Диалектика смущала его. «Развитие идет от простого к сложному». Да? А как же расширяющиеся пустыни? Они сложные или простые? «Закон отрицания отрицания» – слишком мудрено.
Идеи хороши в художественной обертке. Вышел фильм «Война и мир». Роман для него – учебник жизни. Бондарчук не подвел – всё по Наставнику, никаких отклонений. Плюс киноязык: переходы из света в темноту, двойные кадры, щедро – время на охоту, на русскую пляску у дяди, на хождения по дому… Вживую – самые лучшие и любимые люди.
Что дальше? Разработка проекта «Аметист» завершалась.
На пятом году работы в институте он перестал ездить в длительные командировки, мог заняться перспективой.
Напрашивалось очевидное: развивать проект, увеличить дальность полета ракеты вдвое – с 60 до 120 км.
Изучив теорию вероятности (в вузе ее не давали), он ознакомился с расчетами вероятности попадания ракеты в цель. Математики рассчитывали вероятности для разных взаимных положений подводной лодки и цели, затем усредняли их. Он задумался: коль скоро эти вероятности разные, то можно искать наилучшую траекторию полета. Решая несложную пространственную задачу, пришел к выводу: ракету можно пустить не по прямой линии, а по дуге. При этом вероятность захвата цели радиоголовкой повышается. Радиус дуги рассчитывается пропорционально угловой скорости цели.
При таком подходе существенно упрощается вся вычислительная корабельная аппаратура, и снижаются требования к точности системы обнаружения цели. Разумеется, одно требование остается: убедиться, что цель находится в пределах досягаемости ракеты. Из-за этого он сомневался в правильности предложенного им метода.
Но когда он представил метод на обсуждение, на этот пунктик никто внимания не обратил. Наоборот, всё завертелось с большим возбуждением (энтузиазмом) среди комплексников и математиков. Появились модификации и варианты. Про него вскоре забыли, один товарищ даже подал заявку на изобретение с некоторым изменением его способа. Тут уж он запротестовал (поскандалил).
Леня Друзь тоже изобрел ценную вещь: как проектировать схемы с помощью специального раздела алгебры логики. Показал Колесову, старшему товарищу по комплексным испытаниям. Тот воспользовался своим служебным положением, запустил схему в производство. Практика подтвердила теорию: прибор Друзя выполнял все функции при сокращении числа деталей на треть.
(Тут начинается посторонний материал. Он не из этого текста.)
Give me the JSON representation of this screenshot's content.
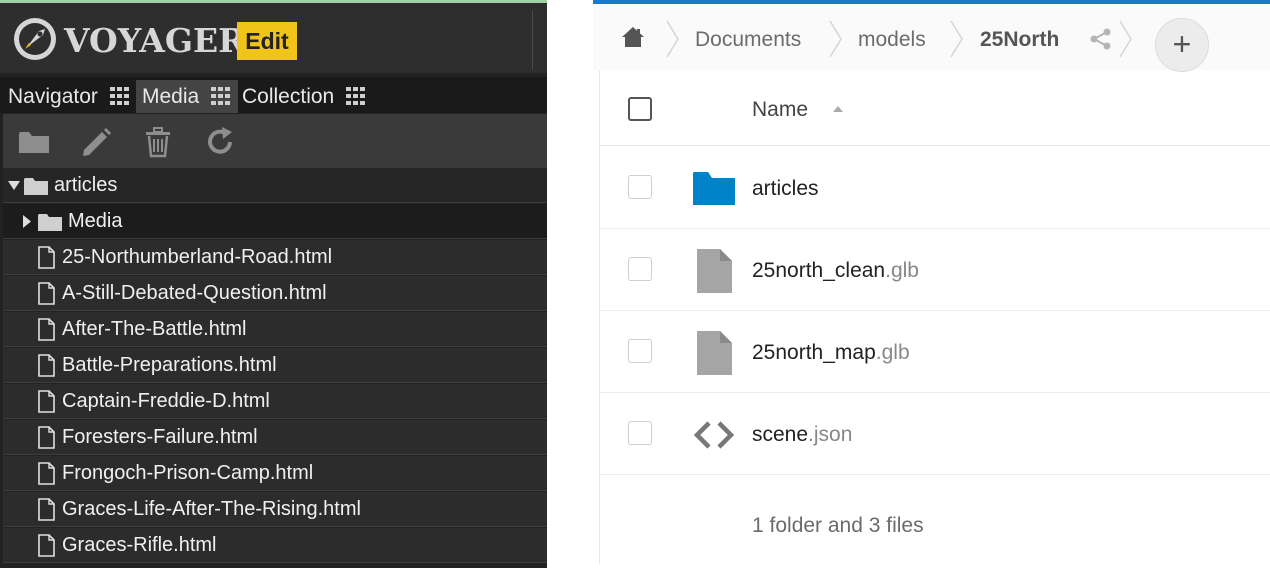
{
  "voyager": {
    "app_name": "VOYAGER",
    "mode_badge": "Edit",
    "tabs": [
      {
        "label": "Navigator",
        "icon": "grid-icon"
      },
      {
        "label": "Media",
        "icon": "grid-icon",
        "active": true
      },
      {
        "label": "Collection",
        "icon": "grid-icon"
      }
    ],
    "toolbar": [
      "folder-icon",
      "pencil-icon",
      "trash-icon",
      "refresh-icon"
    ],
    "tree": {
      "root_folder": "articles",
      "sub_folder": "Media",
      "files": [
        "25-Northumberland-Road.html",
        "A-Still-Debated-Question.html",
        "After-The-Battle.html",
        "Battle-Preparations.html",
        "Captain-Freddie-D.html",
        "Foresters-Failure.html",
        "Frongoch-Prison-Camp.html",
        "Graces-Life-After-The-Rising.html",
        "Graces-Rifle.html"
      ]
    }
  },
  "files_app": {
    "breadcrumb": [
      "Documents",
      "models",
      "25North"
    ],
    "add_button": "+",
    "column_name": "Name",
    "rows": [
      {
        "base": "articles",
        "ext": "",
        "type": "folder"
      },
      {
        "base": "25north_clean",
        "ext": ".glb",
        "type": "file"
      },
      {
        "base": "25north_map",
        "ext": ".glb",
        "type": "file"
      },
      {
        "base": "scene",
        "ext": ".json",
        "type": "code"
      }
    ],
    "summary": "1 folder and 3 files",
    "colors": {
      "accent": "#1e78c8",
      "folder": "#0082c9",
      "file": "#a5a5a5"
    }
  }
}
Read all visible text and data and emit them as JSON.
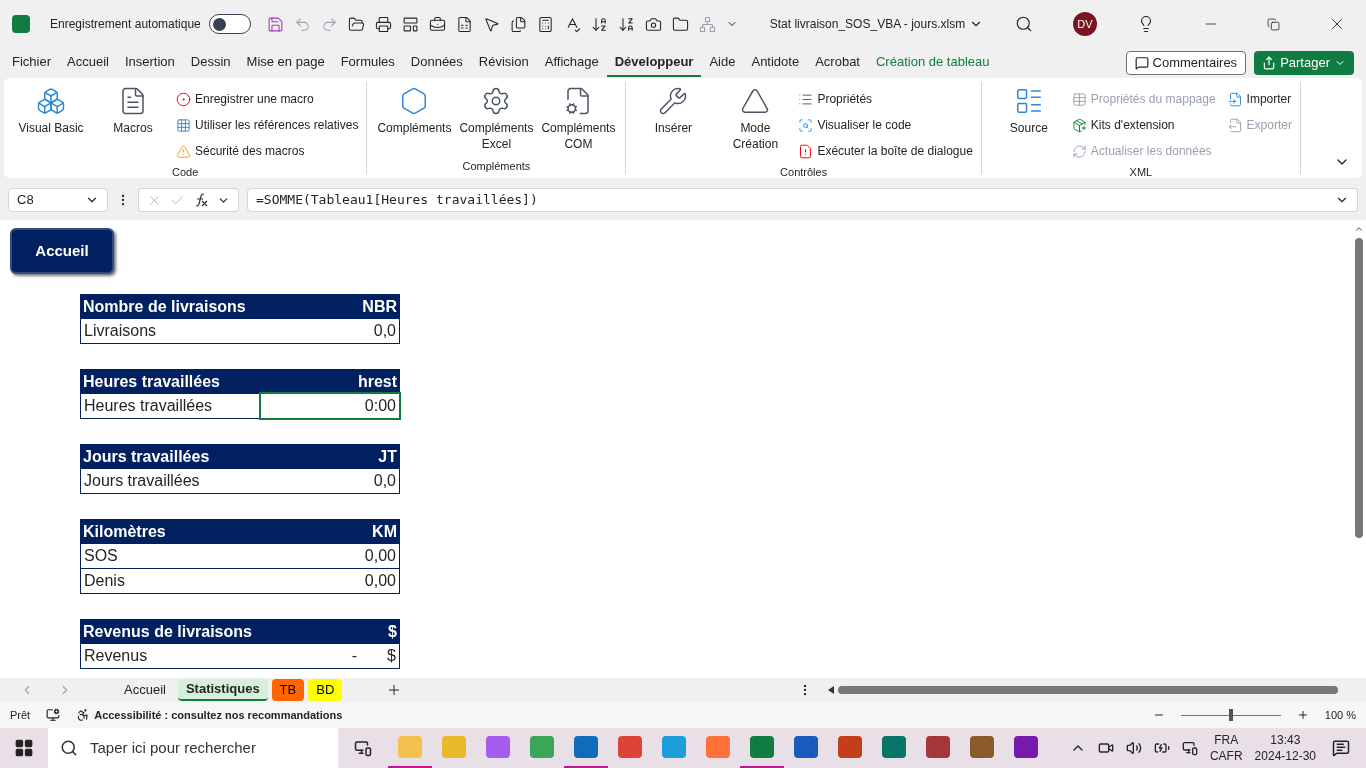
{
  "title_bar": {
    "autosave_label": "Enregistrement automatique",
    "autosave_on": false,
    "file_name": "Stat livraison_SOS_VBA - jours.xlsm",
    "user_initials": "DV"
  },
  "ribbon_tabs": [
    {
      "label": "Fichier",
      "selected": false,
      "kind": "standard"
    },
    {
      "label": "Accueil",
      "selected": false,
      "kind": "standard"
    },
    {
      "label": "Insertion",
      "selected": false,
      "kind": "standard"
    },
    {
      "label": "Dessin",
      "selected": false,
      "kind": "standard"
    },
    {
      "label": "Mise en page",
      "selected": false,
      "kind": "standard"
    },
    {
      "label": "Formules",
      "selected": false,
      "kind": "standard"
    },
    {
      "label": "Données",
      "selected": false,
      "kind": "standard"
    },
    {
      "label": "Révision",
      "selected": false,
      "kind": "standard"
    },
    {
      "label": "Affichage",
      "selected": false,
      "kind": "standard"
    },
    {
      "label": "Développeur",
      "selected": true,
      "kind": "standard"
    },
    {
      "label": "Aide",
      "selected": false,
      "kind": "standard"
    },
    {
      "label": "Antidote",
      "selected": false,
      "kind": "standard"
    },
    {
      "label": "Acrobat",
      "selected": false,
      "kind": "standard"
    },
    {
      "label": "Création de tableau",
      "selected": false,
      "kind": "contextual"
    }
  ],
  "comments_button": "Commentaires",
  "share_button": "Partager",
  "ribbon_groups": [
    {
      "name": "Code",
      "large": [
        {
          "label": "Visual Basic"
        },
        {
          "label": "Macros"
        }
      ],
      "small": [
        {
          "label": "Enregistrer une macro",
          "disabled": false
        },
        {
          "label": "Utiliser les références relatives",
          "disabled": false
        },
        {
          "label": "Sécurité des macros",
          "disabled": false
        }
      ]
    },
    {
      "name": "Compléments",
      "large": [
        {
          "label": "Compléments"
        },
        {
          "label": "Compléments Excel"
        },
        {
          "label": "Compléments COM"
        }
      ]
    },
    {
      "name": "Contrôles",
      "large": [
        {
          "label": "Insérer"
        },
        {
          "label": "Mode Création"
        }
      ],
      "small": [
        {
          "label": "Propriétés",
          "disabled": false
        },
        {
          "label": "Visualiser le code",
          "disabled": false
        },
        {
          "label": "Exécuter la boîte de dialogue",
          "disabled": false
        }
      ]
    },
    {
      "name": "XML",
      "large": [
        {
          "label": "Source"
        }
      ],
      "small": [
        {
          "label": "Propriétés du mappage",
          "disabled": true
        },
        {
          "label": "Kits d'extension",
          "disabled": false
        },
        {
          "label": "Actualiser les données",
          "disabled": true
        },
        {
          "label": "Importer",
          "disabled": false
        },
        {
          "label": "Exporter",
          "disabled": true
        }
      ]
    }
  ],
  "formula_bar": {
    "name_box": "C8",
    "formula": "=SOMME(Tableau1[Heures travaillées])"
  },
  "sheet_button": "Accueil",
  "tables": [
    {
      "header": "Nombre de livraisons",
      "code": "NBR",
      "rows": [
        {
          "label": "Livraisons",
          "value": "0,0",
          "selected": false
        }
      ]
    },
    {
      "header": "Heures travaillées",
      "code": "hrest",
      "rows": [
        {
          "label": "Heures travaillées",
          "value": "0:00",
          "selected": true
        }
      ]
    },
    {
      "header": "Jours travaillées",
      "code": "JT",
      "rows": [
        {
          "label": "Jours travaillées",
          "value": "0,0",
          "selected": false
        }
      ]
    },
    {
      "header": "Kilomètres",
      "code": "KM",
      "rows": [
        {
          "label": "SOS",
          "value": "0,00",
          "selected": false
        },
        {
          "label": "Denis",
          "value": "0,00",
          "selected": false
        }
      ]
    },
    {
      "header": "Revenus de livraisons",
      "code": "$",
      "rows": [
        {
          "label": "Revenus",
          "value": "-",
          "unit": "$",
          "selected": false
        }
      ]
    }
  ],
  "sheet_tabs": [
    {
      "label": "Accueil",
      "selected": false
    },
    {
      "label": "Statistiques",
      "selected": true
    },
    {
      "label": "TB",
      "selected": false,
      "color": "#ff6600"
    },
    {
      "label": "BD",
      "selected": false,
      "color": "#ffff00"
    }
  ],
  "status_bar": {
    "state": "Prêt",
    "accessibility": "Accessibilité : consultez nos recommandations",
    "zoom": "100 %",
    "zoom_slider": {
      "level": 0.5
    }
  },
  "taskbar": {
    "search_placeholder": "Taper ici pour rechercher",
    "language": "FRA",
    "layout": "CAFR",
    "time": "13:43",
    "date": "2024-12-30",
    "apps": [
      {
        "open": true
      },
      {
        "open": false
      },
      {
        "open": false
      },
      {
        "open": false
      },
      {
        "open": true
      },
      {
        "open": false
      },
      {
        "open": false
      },
      {
        "open": false
      },
      {
        "open": true
      },
      {
        "open": false
      },
      {
        "open": false
      },
      {
        "open": false
      },
      {
        "open": false
      },
      {
        "open": false
      },
      {
        "open": false
      }
    ]
  }
}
Да, инженеры творили. Коля Федоров разобрался в сбоях, возникающих при проверках радиоголовки на подлодке. Виноват был имитатор цели, установленный в контейнере. Коля доказал схемами и формулами почему и как исправить. С блеском доложился на научно-технический совете.
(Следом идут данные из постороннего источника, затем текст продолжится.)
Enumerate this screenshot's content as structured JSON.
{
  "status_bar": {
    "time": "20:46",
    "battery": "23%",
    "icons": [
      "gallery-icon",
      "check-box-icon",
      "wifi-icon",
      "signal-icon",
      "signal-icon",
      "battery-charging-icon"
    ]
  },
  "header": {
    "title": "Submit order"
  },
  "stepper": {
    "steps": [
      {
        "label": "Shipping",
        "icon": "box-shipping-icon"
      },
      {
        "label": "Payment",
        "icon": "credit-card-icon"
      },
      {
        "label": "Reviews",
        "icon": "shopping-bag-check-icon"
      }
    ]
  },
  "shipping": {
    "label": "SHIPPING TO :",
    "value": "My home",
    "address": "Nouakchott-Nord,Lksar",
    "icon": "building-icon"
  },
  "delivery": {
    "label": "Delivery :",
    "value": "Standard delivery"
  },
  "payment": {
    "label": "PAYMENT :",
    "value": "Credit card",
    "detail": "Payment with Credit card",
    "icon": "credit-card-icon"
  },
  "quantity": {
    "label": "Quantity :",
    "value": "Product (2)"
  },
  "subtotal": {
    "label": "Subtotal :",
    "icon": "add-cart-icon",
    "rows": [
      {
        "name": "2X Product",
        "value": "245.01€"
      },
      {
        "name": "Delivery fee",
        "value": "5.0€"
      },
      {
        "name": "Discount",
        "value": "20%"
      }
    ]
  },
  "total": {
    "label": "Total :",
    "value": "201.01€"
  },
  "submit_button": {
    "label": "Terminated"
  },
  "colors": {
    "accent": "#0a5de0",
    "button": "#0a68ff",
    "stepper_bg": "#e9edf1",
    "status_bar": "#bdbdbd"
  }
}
В своих занятиях по развитию системы он невзначай пересекся с Арефьевым, главным конструктором системы управления для межконтинентальных ракет Янгеля, лауреатом Ленинской премии. Очень интересный человек.[20]
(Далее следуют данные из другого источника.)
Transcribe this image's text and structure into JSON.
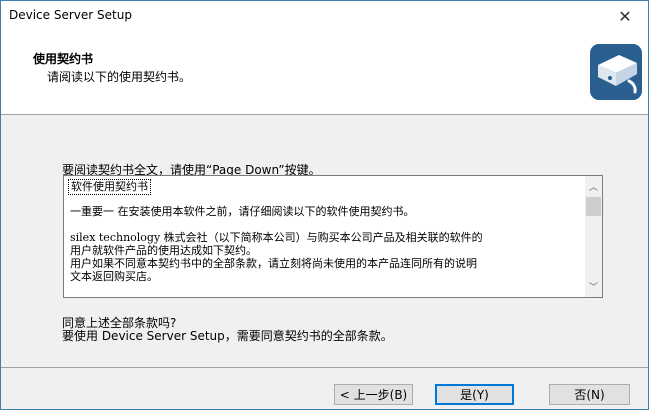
{
  "window": {
    "title": "Device Server Setup"
  },
  "header": {
    "title": "使用契约书",
    "subtitle": "请阅读以下的使用契约书。",
    "icon": "device-server-icon"
  },
  "instruction": "要阅读契约书全文，请使用“Page Down”按键。",
  "license": {
    "doc_title": "软件使用契约书",
    "paragraphs": [
      "一重要一 在安装使用本软件之前，请仔细阅读以下的软件使用契约书。",
      "silex technology 株式会社（以下简称本公司）与购买本公司产品及相关联的软件的",
      "用户就软件产品的使用达成如下契约。",
      "用户如果不同意本契约书中的全部条款，请立刻将尚未使用的本产品连同所有的说明",
      "文本返回购买店。"
    ]
  },
  "question": {
    "line1": "同意上述全部条款吗?",
    "line2": "要使用 Device Server Setup，需要同意契约书的全部条款。"
  },
  "buttons": {
    "back": "< 上一步(B)",
    "yes": "是(Y)",
    "no": "否(N)"
  },
  "colors": {
    "accent": "#0078d7",
    "icon_blue": "#2a5f8f"
  }
}
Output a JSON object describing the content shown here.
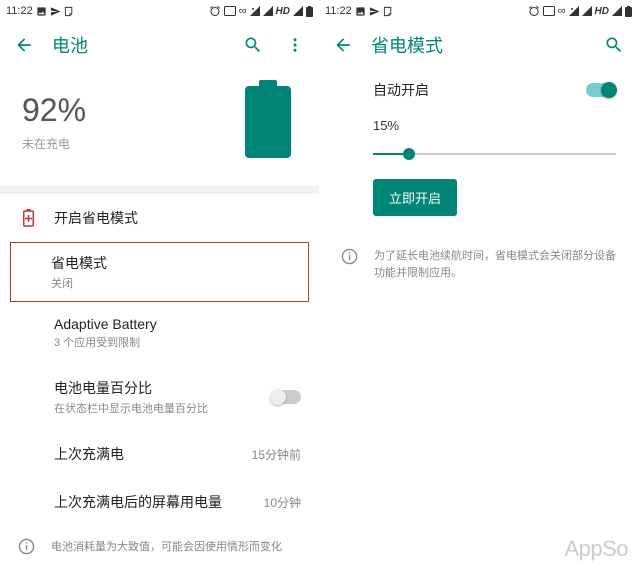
{
  "status": {
    "time": "11:22",
    "hd": "HD"
  },
  "left": {
    "title": "电池",
    "pct": "92%",
    "pct_sub": "未在充电",
    "saver_header": "开启省电模式",
    "saver_mode": {
      "title": "省电模式",
      "sub": "关闭"
    },
    "adaptive": {
      "title": "Adaptive Battery",
      "sub": "3 个应用受到限制"
    },
    "pct_row": {
      "title": "电池电量百分比",
      "sub": "在状态栏中显示电池电量百分比"
    },
    "last_full": {
      "title": "上次充满电",
      "meta": "15分钟前"
    },
    "screen_since": {
      "title": "上次充满电后的屏幕用电量",
      "meta": "10分钟"
    },
    "footer": "电池消耗量为大致值，可能会因使用情形而变化"
  },
  "right": {
    "title": "省电模式",
    "auto_on": "自动开启",
    "threshold": "15%",
    "enable_now": "立即开启",
    "info": "为了延长电池续航时间，省电模式会关闭部分设备功能并限制应用。"
  },
  "watermark": "AppSo"
}
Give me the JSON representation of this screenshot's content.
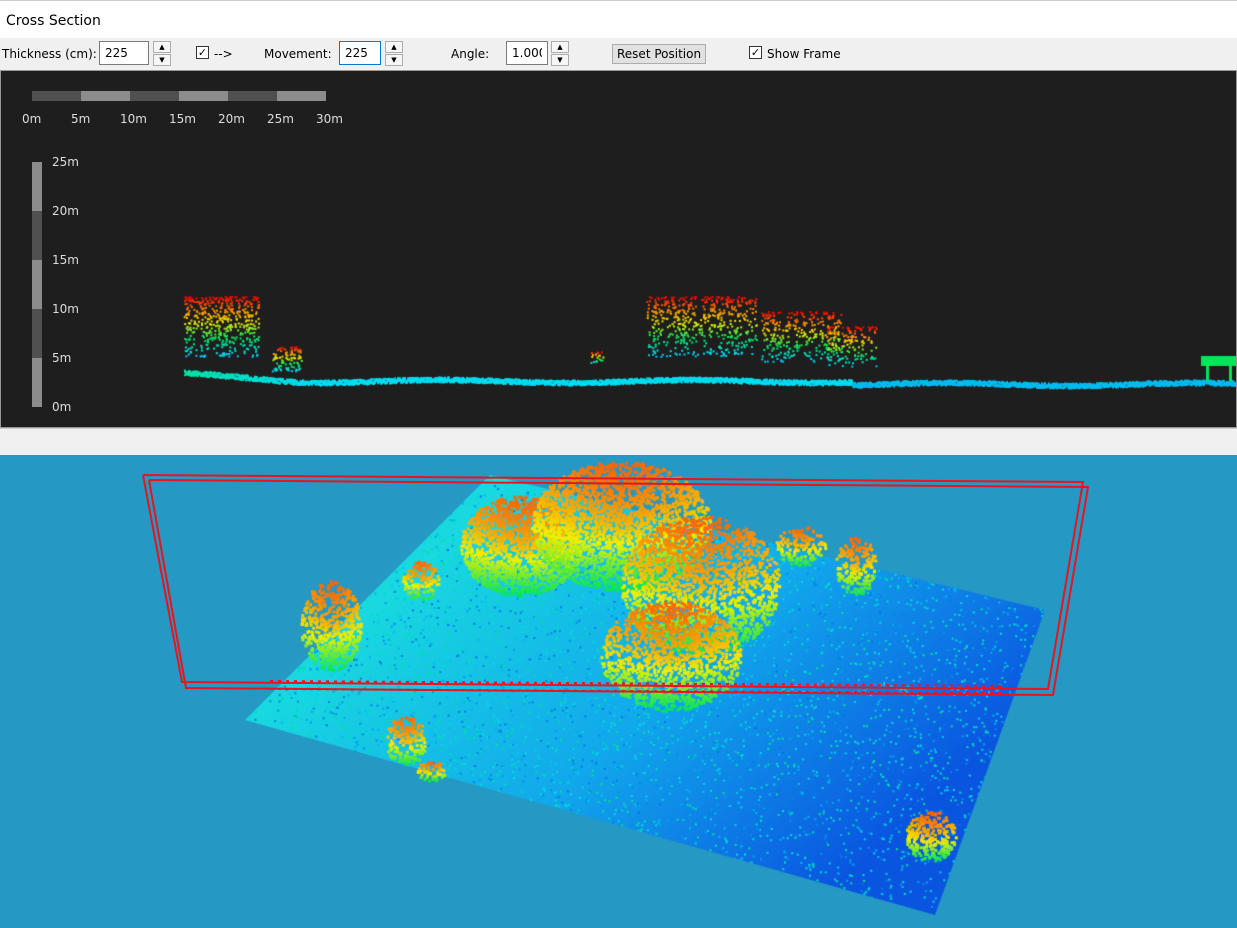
{
  "window": {
    "title": "Cross Section"
  },
  "toolbar": {
    "thickness_label": "Thickness (cm):",
    "thickness_value": "225",
    "direction_checkbox_label": "-->",
    "direction_checked": true,
    "movement_label": "Movement:",
    "movement_value": "225",
    "angle_label": "Angle:",
    "angle_value": "1.000",
    "reset_label": "Reset Position",
    "show_frame_label": "Show Frame",
    "show_frame_checked": true,
    "up_glyph": "▲",
    "down_glyph": "▼",
    "check_glyph": "✓"
  },
  "cross_section": {
    "horizontal_scale": [
      "0m",
      "5m",
      "10m",
      "15m",
      "20m",
      "25m",
      "30m"
    ],
    "vertical_scale": [
      "25m",
      "20m",
      "15m",
      "10m",
      "5m",
      "0m"
    ],
    "background": "#1e1e1e"
  },
  "view3d": {
    "background": "#2598c4",
    "frame_color": "#e8141e"
  }
}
Участвуя в оформлении заявки на изобретение по системе «Аметист», Колесов задумался: удивительная это сфера – изобретения, сомнительная и подозрительная. Можно любую ерунду запатентовать, а напрямую их замечательную систему – нет, не получалось. Опять проблема неопределенности: идей много, в них запутаться можно, судить некому.
По «Аметисту» они нашли новизну в некоторых второстепенных функциях системы управления и получили свидетельство об изобретении, очевидно, благодаря значимости как системы, так и авторов. Колесов хранит свидетельство и гордится авторством (в составе тридцати человек) в изобретении выдающейся системы.
Главный конструктор Зайцев и его заместитель Камаевский стали лауреатами Ленинской премии вместе с Челомеем и другими создателями «Аметиста».
Дела по развитию системы шли неспешно. А в нем вдруг заговорила совесть. Четкого представления о необходимости новой системы не было. Тем не менее он и другие уже доказывали ее чрезвычайную полезность. На самом деле они старались прежде всего найти работу для себя, для своего коллектива. Поэтому закрывали глаза на некоторые неясности и просили у государства огромные деньги. В итоге получалось, что он, Колесов, не кто иной, как зачинщик гонки вооружений, поджигатель войны, милитарист. Нехорошо.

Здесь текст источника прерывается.